|
What is the general format of the weblogs available at Panix?
The Panix webserver logs are available in two different formats: the Panix Oldstyle Log Format (POLF) and the Extended Common Log Format (XCLF). In each case, the raw information pertaining to traffic on each webserver is processed once an hour by a program that reads the data from each webserver in turn, separates the information by website-owner, and appends the relevant data to each website-owner's logfile. As a result, the data in your weblog will be almost, but not completely, chronological. They will be grouped in chunks that follow each other chronologically, each chunk representing an hour's worth of data. Within each chunk will appear fist all the data (for that hour) from one webserver, then from another, and so on. Thus, if your webpages were accessed from two different webservers in the span of one hour, all the accesses from one of the webservers, S1, will precede in the given chunk all the accesses from the other webserver, S2, even though some of the S1 accesses may have happened later within the hour that some of the S2 accesses.

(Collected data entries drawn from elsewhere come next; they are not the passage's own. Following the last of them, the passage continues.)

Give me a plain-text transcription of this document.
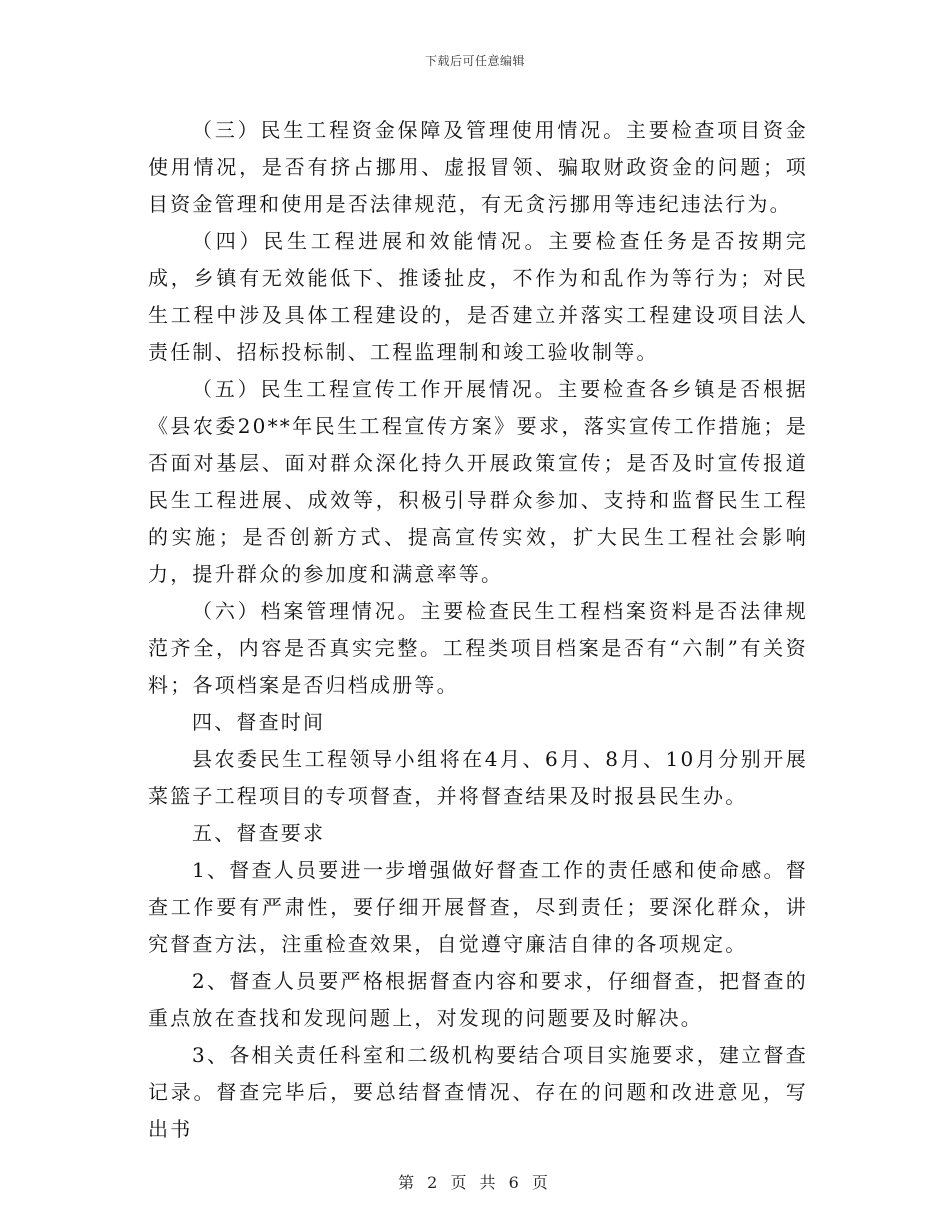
下载后可任意编辑

（三）民生工程资金保障及管理使用情况。主要检查项目资金使用情况，是否有挤占挪用、虚报冒领、骗取财政资金的问题；项目资金管理和使用是否法律规范，有无贪污挪用等违纪违法行为。

（四）民生工程进展和效能情况。主要检查任务是否按期完成，乡镇有无效能低下、推诿扯皮，不作为和乱作为等行为；对民生工程中涉及具体工程建设的，是否建立并落实工程建设项目法人责任制、招标投标制、工程监理制和竣工验收制等。

（五）民生工程宣传工作开展情况。主要检查各乡镇是否根据《县农委20**年民生工程宣传方案》要求，落实宣传工作措施；是否面对基层、面对群众深化持久开展政策宣传；是否及时宣传报道民生工程进展、成效等，积极引导群众参加、支持和监督民生工程的实施；是否创新方式、提高宣传实效，扩大民生工程社会影响力，提升群众的参加度和满意率等。

（六）档案管理情况。主要检查民生工程档案资料是否法律规范齐全，内容是否真实完整。工程类项目档案是否有“六制”有关资料；各项档案是否归档成册等。

四、督查时间

县农委民生工程领导小组将在4月、6月、8月、10月分别开展菜篮子工程项目的专项督查，并将督查结果及时报县民生办。

五、督查要求

1、督查人员要进一步增强做好督查工作的责任感和使命感。督查工作要有严肃性，要仔细开展督查，尽到责任；要深化群众，讲究督查方法，注重检查效果，自觉遵守廉洁自律的各项规定。

2、督查人员要严格根据督查内容和要求，仔细督查，把督查的重点放在查找和发现问题上，对发现的问题要及时解决。

3、各相关责任科室和二级机构要结合项目实施要求，建立督查记录。督查完毕后，要总结督查情况、存在的问题和改进意见，写出书

第 2 页 共 6 页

Most of the log-processing programs do not require that the logs be in strict chronological order. If, for some reason, you do need your log to be strictly chronological, you can try to use the program weblogsort (consult the man page for how to use it).
How do I find out who's been downloading my webpages?
There are a few generally available utilities you can use for obtaining information from the Panix webserver logs, including which of your pages were accessed and what machine(s) requested them:
What are Squids, and how do they relate to the data in my weblogs?
Panix uses a number of webservers, known as Squids, which serve as web accelerators. The squids cache web pages as they are served, and if a later request is made for a cached page and the actual page has not changed, the page is served from the cache rather than from the "main" web server on which the original page resides. When this happens, duplicate log entries are created for the given request: one for the "main" web server, recording the request, and the other for the squid which actually served the page. The log entry for the "main" web server will not show any bytes transferred.
Both getlogs and getclogs, when invoked without any command-line parameters, will output only those weblog entries which pertain to the "main" web servers. This means that the actual number of "hits" listed in the output will be accurate, and so will the number of requests for each specific file. However, the number of bytes transferred may be highly inaccurate, since the output will not contain any entries pertaining to actual transfers from the squids. The requests that were actually serviced by the squids will look as if no bytes, or very few bytes, were transferred.
If you need to get, from your weblogs, an accurate count of bytes transferred (the byte-count that is reflected in your bill), you can do so by using the -a switch to getlogs or getclogs. Be aware, however, that this output will show an inflated number of hits and file-accesses, since there will be two log entries for each of the requests that were serviced by the squids.
How do I find out which of my webpages are getting traffic?
Having found out which of your pages were hit, there are currently two Panix utilities available for processing log information and generating a meaningful statistics file:
If you would instead prefer to use third-party webstats program (e.g., WebTrends, FunnelWeb, Analog, etc.), the input format you will want is almost certainly XCLF - which you can obtain either by using getclogs to produce the logs, or by using pwlog to covert from POLF to XCLF.
How do I get user email addresses from the logs?
In short, you don't. At best, the logs can only tell you what machine was used when your page(s) were browsed, or an intermediary "gateway" machine. By making use of CGI scripts and Server Side Includes, you can attempt to obtain an e-mail address from an environment variable, but most browsers do not pass this information due to privacy considerations.
Thus, you probably need to create a feedback form for users to fill out and a CGI script to process it. Once that's done, you then have to rely on them to a) bother to fill it out and b) not lie when they do so.
How do I find out where my Web traffic is coming from?
The Panix weblogs, in either format, include "HTTP_REFERER" info, which indicates, for each access to one of your webpages, the webpage (yours or somebody else's) that "sent" the visitor to your webpage. An analysis of this data is included in both pwstat programs.
An alternative approach is to track referrals to specific pages in your website by using Server Side Includes. In short, in whichever pages you want to track referral information, place an SSI that execs a script either by cgi or cmd. For example,
<!--#exec cgi="/pcgi-bin/reflogger.cgi"-->
All your script has to do is record the DOCUMENT_URI and HTTP_REFERER environment variables to a file. You'll probably want to write another script which reduces the content in your referrer log file to something more readable, but that's up to you.